Some Biogeographers, Evolutionists and Ecologists:
Chrono-Biographical Sketches



Schuchert, Charles (United States 1858-1942)
paleontology, paleogeography

Charles Schuchert received almost no formal education (he was forced to leave regular school at the age of twelve), yet was able to turn an amateur's interest in fossil collecting into a highly illustrious career in paleontology. At first gaining attention for his collections of invertebrate fossils and his studies on brachiopods, he became an increasingly knowledgeable source on worldwide geological patterns in general. After he joined the faculty at Yale he added a new dimension to his influence: as a leading teacher at the graduate level. Schuchert was also an influential expert on paleogeography, and in turn his opinions on the reasons for paleo-distribution patterns of invertebrates carried much weight in his time.
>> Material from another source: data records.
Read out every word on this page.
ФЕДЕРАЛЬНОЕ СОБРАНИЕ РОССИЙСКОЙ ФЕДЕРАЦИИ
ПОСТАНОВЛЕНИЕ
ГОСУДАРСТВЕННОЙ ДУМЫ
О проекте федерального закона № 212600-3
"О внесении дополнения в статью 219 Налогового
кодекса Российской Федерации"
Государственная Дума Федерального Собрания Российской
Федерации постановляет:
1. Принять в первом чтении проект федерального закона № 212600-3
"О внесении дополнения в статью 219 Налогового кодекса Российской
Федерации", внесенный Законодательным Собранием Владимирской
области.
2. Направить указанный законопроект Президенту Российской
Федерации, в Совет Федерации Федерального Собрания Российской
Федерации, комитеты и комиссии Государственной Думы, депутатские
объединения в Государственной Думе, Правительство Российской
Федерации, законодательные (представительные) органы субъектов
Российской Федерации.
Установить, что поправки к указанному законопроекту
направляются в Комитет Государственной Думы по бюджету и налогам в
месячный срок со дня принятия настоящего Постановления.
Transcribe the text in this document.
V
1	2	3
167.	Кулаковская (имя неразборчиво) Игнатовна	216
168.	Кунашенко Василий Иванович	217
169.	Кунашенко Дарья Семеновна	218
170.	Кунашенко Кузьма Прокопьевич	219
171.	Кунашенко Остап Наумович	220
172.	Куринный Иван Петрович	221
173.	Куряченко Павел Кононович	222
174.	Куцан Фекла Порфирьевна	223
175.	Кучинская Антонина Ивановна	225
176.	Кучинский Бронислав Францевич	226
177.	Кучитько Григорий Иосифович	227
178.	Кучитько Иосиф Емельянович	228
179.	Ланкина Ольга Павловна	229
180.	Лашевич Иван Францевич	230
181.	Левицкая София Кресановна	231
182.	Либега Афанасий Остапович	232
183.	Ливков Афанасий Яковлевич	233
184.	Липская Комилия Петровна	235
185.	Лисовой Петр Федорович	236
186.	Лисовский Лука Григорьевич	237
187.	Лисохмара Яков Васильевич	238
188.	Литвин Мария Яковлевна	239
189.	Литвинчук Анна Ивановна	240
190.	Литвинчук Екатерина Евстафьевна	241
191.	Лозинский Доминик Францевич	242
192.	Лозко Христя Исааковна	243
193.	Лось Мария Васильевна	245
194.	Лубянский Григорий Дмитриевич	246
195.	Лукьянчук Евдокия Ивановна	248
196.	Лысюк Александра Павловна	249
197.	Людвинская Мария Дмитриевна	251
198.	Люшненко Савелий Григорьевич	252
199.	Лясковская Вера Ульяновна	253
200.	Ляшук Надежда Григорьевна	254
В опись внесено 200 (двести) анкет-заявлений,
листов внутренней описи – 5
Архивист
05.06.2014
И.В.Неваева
He was especially known for his support of the "isthmian links" hypothesis (partly to contest continental drift theory), which posed the past existence of narrow connections of land to explain discontinuities of geographical distribution in the fossil record.

Life Chronology

--born in Cincinnati, Ohio, on 3 July 1858.
--1884-1887: employed preparing lithographic illustrations of bryozoans for the Minnesota and Illinois geological surveys
--1888: hired by James Hall and the New York Geological Survey
--1891-1892: works on brachiopods for the Minnesota Geological Survey
--1893: hired as assistant paleontologist by the United States Geological Survey
--1894-1904: assistant curator of invertebrate paleontology at the United States National Museum
--1897: takes part in expedition to Greenland led by Robert Peary
--1904: made professor of historical geology at Yale University
--1909-1921: chairman of the geology department at Yale University
--1910: publishes "Paleogeography of North America" in the Bulletin of the Geological Society of America
--1910: elected to the National Academy of Sciences
--1910: president, Paleontological Society
--1912-1923: administrative head of the Peabody Museum, Yale University
--1915: contributes to A Text-Book of Geology
--1922: president, Geological Society of America
--1927: vice-president, American Association for the Advancement of Science
--1934: awarded the Geological Society of America's Penrose Medal
--1935: publishes his Historical Geology of the Antillean-Caribbean Region
--dies at New Haven, Connecticut, on 20 November 1942.
--1955: his Atlas of Paleogeographic Maps of North America is published posthumously

For Additional Information, See:

--Biographical Memoirs, National Academy of Sciences (U.S.A.), Vol. 27 (1952).
--American National Biography, Vol. 19 (1999).
--National Cyclopaedia of American Biography, Vol. 15 (1916).
--Dictionary of Scientific Biography, Vol. 12 (1975).
--Proceedings of the Geological Society of America for 1942 (1943): 217-240.
--Journal of Paleontology, Vol. 17(3) (1943): 219-220.
--Journal of Paleontology, Vol. 30(4) (1956): 986-989.
--Scientific Monthly, Vol. 56(1) (1943): 85-86.
--Nature, Vol. 152(3844) (1943): 15-16.
--American Journal of Science, Vol. 241(2) (1943): 130-133.